Borrowing some of its text from a Japanese translation of American poet Nancy Wood's interpretation of Native American healing prayers, Torikai's Life in an Autumn is a modern meditation on mortality, inspired by the tragic events of September 11th, 2001. The piece premiered in 2002 in Japan and was restaged in Tokyo in 2012 as a requiem for the victims of Japan's March 11 earthquake and tsunami. "Since September 11, 2001, I have been preoccupied with thoughts about the nature of human life, of ethnicity and of human civilization," says Torikai. "Music and religion in particular are very closely related. Music constitutes the ethnic identity of people all over the world, an expression of the beauty of wonderfully varied lives. Religious music is the most positive eulogy of life." With Life in an Autumn, now to be performed around the third anniversary of the 3/11 Japanese disaster, Torikai and Shomyo no Kai present a palliative prayer that is at once contemporary and immemorial, superseding the dividing lines of Christianity and Buddhism, American or Japanese, natural or manmade disaster.

On the day of the performance, composer Ushio Torikai will lead a pre-performance lecture on the history and musical form of shomyo at St. Bart's Chapel one hour before the performance. This lecture is free and open to Shomyo no Kai ticket holders but is limited to only the first 120 attendees; first come, first served.
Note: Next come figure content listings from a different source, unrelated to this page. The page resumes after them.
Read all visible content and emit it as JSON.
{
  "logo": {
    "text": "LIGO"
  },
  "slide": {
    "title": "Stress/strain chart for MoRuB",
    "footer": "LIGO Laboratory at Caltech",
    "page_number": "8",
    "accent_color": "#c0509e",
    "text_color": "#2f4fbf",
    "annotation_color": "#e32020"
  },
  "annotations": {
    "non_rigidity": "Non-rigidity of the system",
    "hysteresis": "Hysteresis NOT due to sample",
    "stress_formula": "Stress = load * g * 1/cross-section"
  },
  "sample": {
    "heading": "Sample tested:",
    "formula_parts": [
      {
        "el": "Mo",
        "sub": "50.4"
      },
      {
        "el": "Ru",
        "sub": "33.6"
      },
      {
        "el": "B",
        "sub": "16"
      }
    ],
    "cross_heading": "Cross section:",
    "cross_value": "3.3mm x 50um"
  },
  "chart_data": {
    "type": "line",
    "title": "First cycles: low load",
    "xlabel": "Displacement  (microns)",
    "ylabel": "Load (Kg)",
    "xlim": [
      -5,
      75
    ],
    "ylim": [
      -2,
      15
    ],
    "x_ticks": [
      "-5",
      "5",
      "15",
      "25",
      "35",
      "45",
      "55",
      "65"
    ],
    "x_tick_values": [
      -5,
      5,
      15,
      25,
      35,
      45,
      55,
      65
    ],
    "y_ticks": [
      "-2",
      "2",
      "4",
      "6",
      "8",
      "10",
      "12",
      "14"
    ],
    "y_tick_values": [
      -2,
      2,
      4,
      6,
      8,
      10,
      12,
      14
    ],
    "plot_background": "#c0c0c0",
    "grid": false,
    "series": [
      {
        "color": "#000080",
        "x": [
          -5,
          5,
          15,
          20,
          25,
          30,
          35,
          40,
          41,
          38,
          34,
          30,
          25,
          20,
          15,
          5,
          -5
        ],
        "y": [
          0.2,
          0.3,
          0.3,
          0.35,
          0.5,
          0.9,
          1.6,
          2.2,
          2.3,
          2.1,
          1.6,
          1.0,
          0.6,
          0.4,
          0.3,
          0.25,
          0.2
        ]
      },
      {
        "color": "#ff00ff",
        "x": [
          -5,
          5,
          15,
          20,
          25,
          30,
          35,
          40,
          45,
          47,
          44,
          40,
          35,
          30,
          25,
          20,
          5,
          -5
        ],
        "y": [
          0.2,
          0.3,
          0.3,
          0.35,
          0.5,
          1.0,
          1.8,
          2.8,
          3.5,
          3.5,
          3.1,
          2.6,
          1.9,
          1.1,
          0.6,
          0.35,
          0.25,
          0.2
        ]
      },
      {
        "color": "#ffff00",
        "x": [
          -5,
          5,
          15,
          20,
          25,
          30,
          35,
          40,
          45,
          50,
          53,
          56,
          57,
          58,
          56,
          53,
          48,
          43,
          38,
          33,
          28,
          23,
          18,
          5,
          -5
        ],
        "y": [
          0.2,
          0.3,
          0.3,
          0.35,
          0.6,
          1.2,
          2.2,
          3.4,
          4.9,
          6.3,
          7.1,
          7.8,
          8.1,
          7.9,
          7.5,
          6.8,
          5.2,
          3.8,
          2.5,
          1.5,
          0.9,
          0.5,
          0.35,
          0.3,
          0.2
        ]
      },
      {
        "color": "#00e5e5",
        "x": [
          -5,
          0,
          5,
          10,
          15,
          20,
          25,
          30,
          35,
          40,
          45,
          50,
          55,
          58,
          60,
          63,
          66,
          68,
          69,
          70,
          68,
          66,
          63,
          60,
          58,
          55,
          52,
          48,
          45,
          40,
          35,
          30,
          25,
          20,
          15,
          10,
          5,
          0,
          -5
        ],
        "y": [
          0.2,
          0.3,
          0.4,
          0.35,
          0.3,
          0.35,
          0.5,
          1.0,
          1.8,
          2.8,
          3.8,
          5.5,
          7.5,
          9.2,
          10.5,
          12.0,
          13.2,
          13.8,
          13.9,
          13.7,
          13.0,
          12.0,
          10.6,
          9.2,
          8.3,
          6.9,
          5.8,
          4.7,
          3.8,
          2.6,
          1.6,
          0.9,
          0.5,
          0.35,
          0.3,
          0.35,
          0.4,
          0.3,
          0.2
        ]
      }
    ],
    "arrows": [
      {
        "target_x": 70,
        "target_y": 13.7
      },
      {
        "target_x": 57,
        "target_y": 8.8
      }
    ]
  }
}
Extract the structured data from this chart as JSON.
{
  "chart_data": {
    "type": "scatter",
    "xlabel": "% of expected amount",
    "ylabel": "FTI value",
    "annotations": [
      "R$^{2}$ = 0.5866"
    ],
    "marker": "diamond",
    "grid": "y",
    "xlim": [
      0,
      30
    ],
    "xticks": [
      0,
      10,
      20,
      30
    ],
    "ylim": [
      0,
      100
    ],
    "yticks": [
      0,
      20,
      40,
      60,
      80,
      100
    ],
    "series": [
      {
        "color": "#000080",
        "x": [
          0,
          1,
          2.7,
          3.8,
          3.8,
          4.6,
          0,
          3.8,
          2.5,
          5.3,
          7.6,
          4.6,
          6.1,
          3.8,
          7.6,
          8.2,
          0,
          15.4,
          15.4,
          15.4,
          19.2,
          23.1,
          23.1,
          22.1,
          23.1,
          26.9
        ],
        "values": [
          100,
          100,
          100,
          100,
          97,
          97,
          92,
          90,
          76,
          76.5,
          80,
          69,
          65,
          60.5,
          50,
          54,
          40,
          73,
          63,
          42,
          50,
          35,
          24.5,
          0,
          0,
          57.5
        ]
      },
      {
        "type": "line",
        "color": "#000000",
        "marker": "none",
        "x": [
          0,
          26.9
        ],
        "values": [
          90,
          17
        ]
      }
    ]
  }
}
Japan Society is partnering with The Mid-Manhattan Performing Arts Foundation to present this concert at MMPAF's home for live performance, St. Bart's. "We are excited to showcase this sacred music in a sacred space," says Japan Society Artistic Director Yoko Shioya. "St. Bartholomew Church offers unparalleled resonance and beautifully engaging architecture. It also offers the opportunity for a broader, larger audience to connect with the venerable shomyo tradition. The juxtaposition of Christianity and Buddhism is further leavened by the non-secular nature of the work being performed, resulting in a performance that is truly universal."